Dorothy had an idea of what she was getting into when she married Cedric. Shortly before their wedding on September 13, 2003, he had held a gun to her head, with his finger on the trigger.
She kept hoping he would change.
Showing him love
Dorothy and Cedric were living in Alabama when they first met at an Elks Club. At the time, Dorothy was 50 years old, retired from the military, divorced, and finishing college with a degree in psychology. She was a minister in a non-denominational church. She was also overweight—a size 22.

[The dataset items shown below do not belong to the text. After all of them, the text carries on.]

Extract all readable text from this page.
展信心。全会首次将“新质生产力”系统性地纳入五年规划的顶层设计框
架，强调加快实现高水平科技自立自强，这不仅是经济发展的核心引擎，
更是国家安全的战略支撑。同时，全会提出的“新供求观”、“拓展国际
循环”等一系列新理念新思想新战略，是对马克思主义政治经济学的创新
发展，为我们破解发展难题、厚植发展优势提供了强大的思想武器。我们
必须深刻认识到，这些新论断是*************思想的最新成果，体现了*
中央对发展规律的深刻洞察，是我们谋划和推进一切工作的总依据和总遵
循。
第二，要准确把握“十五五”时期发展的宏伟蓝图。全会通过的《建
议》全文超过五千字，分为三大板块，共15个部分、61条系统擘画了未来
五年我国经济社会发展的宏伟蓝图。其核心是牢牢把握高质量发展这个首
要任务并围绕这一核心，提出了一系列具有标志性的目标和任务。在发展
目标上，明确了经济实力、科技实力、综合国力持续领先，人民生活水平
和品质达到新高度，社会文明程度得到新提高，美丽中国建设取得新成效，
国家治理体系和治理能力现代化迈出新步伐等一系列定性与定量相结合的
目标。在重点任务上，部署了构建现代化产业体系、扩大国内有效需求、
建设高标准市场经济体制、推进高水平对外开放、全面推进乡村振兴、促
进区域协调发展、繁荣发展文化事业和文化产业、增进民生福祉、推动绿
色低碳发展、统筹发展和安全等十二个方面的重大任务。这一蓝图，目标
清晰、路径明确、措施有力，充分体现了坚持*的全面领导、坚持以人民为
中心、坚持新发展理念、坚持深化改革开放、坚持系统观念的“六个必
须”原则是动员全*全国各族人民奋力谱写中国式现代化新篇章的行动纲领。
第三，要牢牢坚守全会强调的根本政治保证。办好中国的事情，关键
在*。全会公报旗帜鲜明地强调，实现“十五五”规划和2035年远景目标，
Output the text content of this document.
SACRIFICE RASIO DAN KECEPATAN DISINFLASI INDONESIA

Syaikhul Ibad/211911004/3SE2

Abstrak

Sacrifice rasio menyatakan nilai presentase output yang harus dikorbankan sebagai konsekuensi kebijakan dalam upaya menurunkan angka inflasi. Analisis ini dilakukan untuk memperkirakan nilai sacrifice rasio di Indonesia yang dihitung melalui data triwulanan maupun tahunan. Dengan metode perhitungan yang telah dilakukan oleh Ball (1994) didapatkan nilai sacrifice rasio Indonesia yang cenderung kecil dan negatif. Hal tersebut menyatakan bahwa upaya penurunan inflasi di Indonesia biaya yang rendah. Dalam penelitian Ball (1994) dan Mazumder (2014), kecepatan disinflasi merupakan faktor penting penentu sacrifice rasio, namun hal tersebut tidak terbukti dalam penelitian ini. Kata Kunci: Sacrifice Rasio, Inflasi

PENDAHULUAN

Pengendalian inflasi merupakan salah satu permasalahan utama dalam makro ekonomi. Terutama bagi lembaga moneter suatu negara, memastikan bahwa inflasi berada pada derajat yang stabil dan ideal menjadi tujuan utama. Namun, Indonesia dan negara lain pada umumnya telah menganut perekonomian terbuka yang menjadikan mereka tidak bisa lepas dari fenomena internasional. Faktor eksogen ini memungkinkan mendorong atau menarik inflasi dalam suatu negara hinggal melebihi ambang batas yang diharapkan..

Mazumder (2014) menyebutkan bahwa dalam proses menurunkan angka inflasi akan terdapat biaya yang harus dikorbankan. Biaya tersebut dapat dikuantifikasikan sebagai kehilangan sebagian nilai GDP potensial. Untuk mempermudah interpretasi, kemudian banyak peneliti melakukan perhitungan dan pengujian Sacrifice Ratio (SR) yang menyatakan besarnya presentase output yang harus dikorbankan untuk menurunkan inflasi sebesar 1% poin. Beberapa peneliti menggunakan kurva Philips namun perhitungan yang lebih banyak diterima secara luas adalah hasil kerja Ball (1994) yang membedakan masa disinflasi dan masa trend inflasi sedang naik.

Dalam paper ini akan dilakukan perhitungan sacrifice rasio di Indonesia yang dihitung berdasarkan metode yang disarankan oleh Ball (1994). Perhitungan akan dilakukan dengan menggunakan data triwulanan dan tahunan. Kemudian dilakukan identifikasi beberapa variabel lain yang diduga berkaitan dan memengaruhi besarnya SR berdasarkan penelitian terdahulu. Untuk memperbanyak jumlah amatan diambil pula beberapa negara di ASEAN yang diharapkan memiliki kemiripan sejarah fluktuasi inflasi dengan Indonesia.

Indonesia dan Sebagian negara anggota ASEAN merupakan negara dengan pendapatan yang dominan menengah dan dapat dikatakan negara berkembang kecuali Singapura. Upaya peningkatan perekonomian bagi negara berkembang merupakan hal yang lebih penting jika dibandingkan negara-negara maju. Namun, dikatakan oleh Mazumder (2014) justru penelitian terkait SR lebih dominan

Cedric had come to the club with another woman. He was 29 years old and, according to Dorothy, “a pretty boy—he thought he was God’s gift to women.” He was also living in one of the worst projects of Montgomery, Alabama, and claimed to be dealing drugs.
Cedric started pursuing Dorothy—especially after he found out that she had a nice apartment, a new car and retirement income. It wasn’t long before he moved in with her.
Dorothy, in the meantime, thought she could fix Cedric.
“I was trying to tell him that he was smart,” she says. “I tried to get him into school. I bought him clothes. I tried to show him love. He said he was abused, he said his father did all these things, his father abused his mother, and he never had anybody to help him. I was trying to show him what a real family is. ”˜You can be so much more than what you are,’ I said. ”˜There’s more to life than selling drugs on the street corner.’
“That lasted three weeks,” Dorothy continues. “I bought him $600 worth of clothes and he was gone.”
Got to fix everybody
The same thing happened after they married. They were together for three weeks, then Cedric left Dorothy for another woman.
Dorothy didn’t want to take him back. But Cedric pleaded, promising that he would go to counseling and he would change.
So in October, 2003, a month after they married, Cedric and Dorothy went to counseling. “Cedric never admitted nothing,” Dorothy says. “He put everything on me.”
After the very first session, Dorothy says the psychologist told her to get out of the marriage. Dorothy did not take his advice.
“I’m a co-dependent,” she explains. “I’ve got to fix everybody, fix everything. I knew I could change him.”
More domestic violence
A year later, on Thanksgiving Day, 2004, the couple had another violent confrontation. Even as Dorothy was on the phone with 911, Cedric was choking her. It was all recorded on tape. Then he grabbed Dorothy’s cell phone and broke it in half.
The police arrived, but Cedric had run away. The next day, the police arrested Cedric for battery and obstructing a 911 call.
As the victim of domestic violence, Dorothy wasn’t allowed bail him out of jail—so she had her daughter do it. To show his gratitude when he got home, Cedric called Dorothy names and tried to burn her face with a cigarette. “You should have left me in jail,” he said, according to Dorothy.